Назло им носил шаровары с лампасами, с красной казачьей волей, черными нитками простроченной вдоль суконных с напуском шаровар. Чекмень надевал с гвардейским оранжевым позументом, со следами ношенных когда-то вахмистерских погон. Вешал на грудь медали и кресты, полученные за то, что служил монарху верой и правдой; шел по воскресеньям в церковь, распахнув полы полушубка, чтоб все видали.
Председатель Совета станицы при встрече как-то сказал:
– Сыми, дед, висюльки! Теперь не полагается.
Порохом пыхнул дед:
– А ты мне их вешал, что сымать-то велишь?
– Кто вешал, давно небось в земле червей продовольствует.
– И пущай!.. А я вот не сыму! Рази с мертвого сдерешь!
– Сказанул тоже… Тебя же жалеючи, советую, по мне, хоть спи с ними, да ить собаки… собаки-то штаны тебе облатают! Они, сердешные, отвыкли от такого виду, не призна́ют свово…
Была обида горькая, как полынь в цвету. Ордена снял, но обида росла в душе, лопушилась, со злобой родниться начала.
Пропал сын – некому стало наживать. Рушились сараи, ломала скотина базы, гнили стропила раскрытого бурей катуха. В конюшне, в пустых станках, по-своему захозяйствовали мыши, под навесом ржавела косилка.
Лошадей брали перед уходом казаки, остатки добирали красные, а последнюю, лохмоногую и ушастую, брошенную красноармейцами в обмен, осенью за один огляд купили махновцы. Взамен оставили деду пару английских обмоток.

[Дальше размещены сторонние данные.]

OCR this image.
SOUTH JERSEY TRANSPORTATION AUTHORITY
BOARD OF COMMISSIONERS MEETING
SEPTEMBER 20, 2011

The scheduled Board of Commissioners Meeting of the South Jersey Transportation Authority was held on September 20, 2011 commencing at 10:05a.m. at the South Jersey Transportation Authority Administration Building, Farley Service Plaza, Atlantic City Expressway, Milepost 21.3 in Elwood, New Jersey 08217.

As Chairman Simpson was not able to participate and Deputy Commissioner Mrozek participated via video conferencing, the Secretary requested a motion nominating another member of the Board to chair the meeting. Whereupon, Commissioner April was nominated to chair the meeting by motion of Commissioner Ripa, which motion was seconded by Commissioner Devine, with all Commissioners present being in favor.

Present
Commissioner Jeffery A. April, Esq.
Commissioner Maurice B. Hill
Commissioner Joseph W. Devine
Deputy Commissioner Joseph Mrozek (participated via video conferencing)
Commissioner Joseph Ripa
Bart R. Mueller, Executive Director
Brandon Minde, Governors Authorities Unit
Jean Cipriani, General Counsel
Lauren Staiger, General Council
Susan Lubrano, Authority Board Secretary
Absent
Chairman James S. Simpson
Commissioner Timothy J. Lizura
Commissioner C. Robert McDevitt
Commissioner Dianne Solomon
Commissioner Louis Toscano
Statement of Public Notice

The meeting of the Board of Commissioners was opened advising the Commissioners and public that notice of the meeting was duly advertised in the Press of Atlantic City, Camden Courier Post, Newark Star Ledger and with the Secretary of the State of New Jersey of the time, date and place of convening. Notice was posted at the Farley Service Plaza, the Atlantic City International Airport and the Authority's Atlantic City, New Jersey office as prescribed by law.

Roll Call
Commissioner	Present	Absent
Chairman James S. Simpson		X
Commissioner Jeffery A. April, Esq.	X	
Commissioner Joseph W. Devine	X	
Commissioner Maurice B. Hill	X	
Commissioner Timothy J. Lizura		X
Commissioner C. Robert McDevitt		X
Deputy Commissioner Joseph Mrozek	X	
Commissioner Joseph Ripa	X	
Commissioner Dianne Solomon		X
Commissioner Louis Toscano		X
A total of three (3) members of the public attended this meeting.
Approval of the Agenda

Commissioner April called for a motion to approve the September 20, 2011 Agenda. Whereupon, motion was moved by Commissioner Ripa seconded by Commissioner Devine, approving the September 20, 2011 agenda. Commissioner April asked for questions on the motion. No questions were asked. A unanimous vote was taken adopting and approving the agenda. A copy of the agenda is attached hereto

– Пущай уж наше переходит! – подмигивал махновский пулеметчик. – Богатей, дед, нашим добром!..
Прахом дымилось все нажитое десятками лет. Руки падали в работе; но весною – когда холостеющая степь ложилась под ногами, покорная и истомная, – манила деда земля, звала по ночам властным, неслышным зовом. Не мог противиться, запрягал быков в плуг, ехал, полосовал степь сталью, обсеменял ненасытную черноземную утробу ядреной пшеницей-гиркой.

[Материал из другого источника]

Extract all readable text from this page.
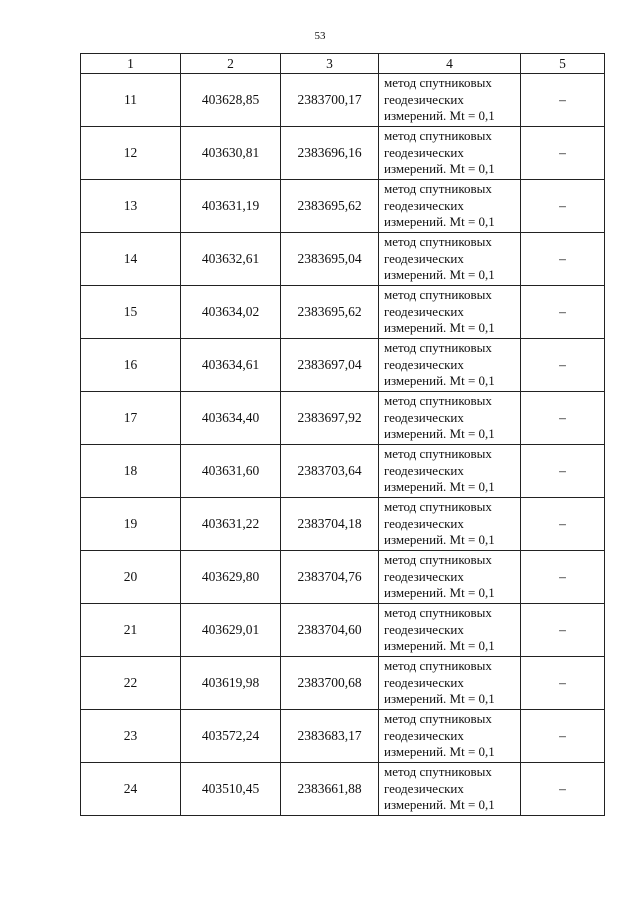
53
1	2	3	4	5
11	403628,85	2383700,17	метод спутниковых
геодезических
измерений. Mt = 0,1	–
12	403630,81	2383696,16	метод спутниковых
геодезических
измерений. Mt = 0,1	–
13	403631,19	2383695,62	метод спутниковых
геодезических
измерений. Mt = 0,1	–
14	403632,61	2383695,04	метод спутниковых
геодезических
измерений. Mt = 0,1	–
15	403634,02	2383695,62	метод спутниковых
геодезических
измерений. Mt = 0,1	–
16	403634,61	2383697,04	метод спутниковых
геодезических
измерений. Mt = 0,1	–
17	403634,40	2383697,92	метод спутниковых
геодезических
измерений. Mt = 0,1	–
18	403631,60	2383703,64	метод спутниковых
геодезических
измерений. Mt = 0,1	–
19	403631,22	2383704,18	метод спутниковых
геодезических
измерений. Mt = 0,1	–
20	403629,80	2383704,76	метод спутниковых
геодезических
измерений. Mt = 0,1	–
21	403629,01	2383704,60	метод спутниковых
геодезических
измерений. Mt = 0,1	–
22	403619,98	2383700,68	метод спутниковых
геодезических
измерений. Mt = 0,1	–
23	403572,24	2383683,17	метод спутниковых
геодезических
измерений. Mt = 0,1	–
24	403510,45	2383661,88	метод спутниковых
геодезических
измерений. Mt = 0,1	–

Приходили казаки от моря и из-за моря, но никто из них не видал Петра. В разных полках с ним служили, в разных краях бывали, – мала ли Россия? – а однополчане-станичники Петра полком легли в бою со Жлобинским отрядом на Кубани где-то.
Со старухой о сыне почти не говорил Гаврила.
Ночами слышал, как в подушку точила она слезы, носом чмыкала.
– Ты чего, старая? – спросит, кряхтя.
Помолчит та немного, откликнется:
– Должно, угар у нас… голова что-то прибаливает.
Не показывая виду, что догадывается, советовал:
– А ты бы рассольцу из-под огурцов. Сем-ка я слазю в погреб, достану?
– Спи уж. Пройдет и так!..
И снова тишина расплеталась в хате незримой кружевной паутиной. В оконце месяц нагло засматривал, на чужое горе, на материнскую тоску любуясь.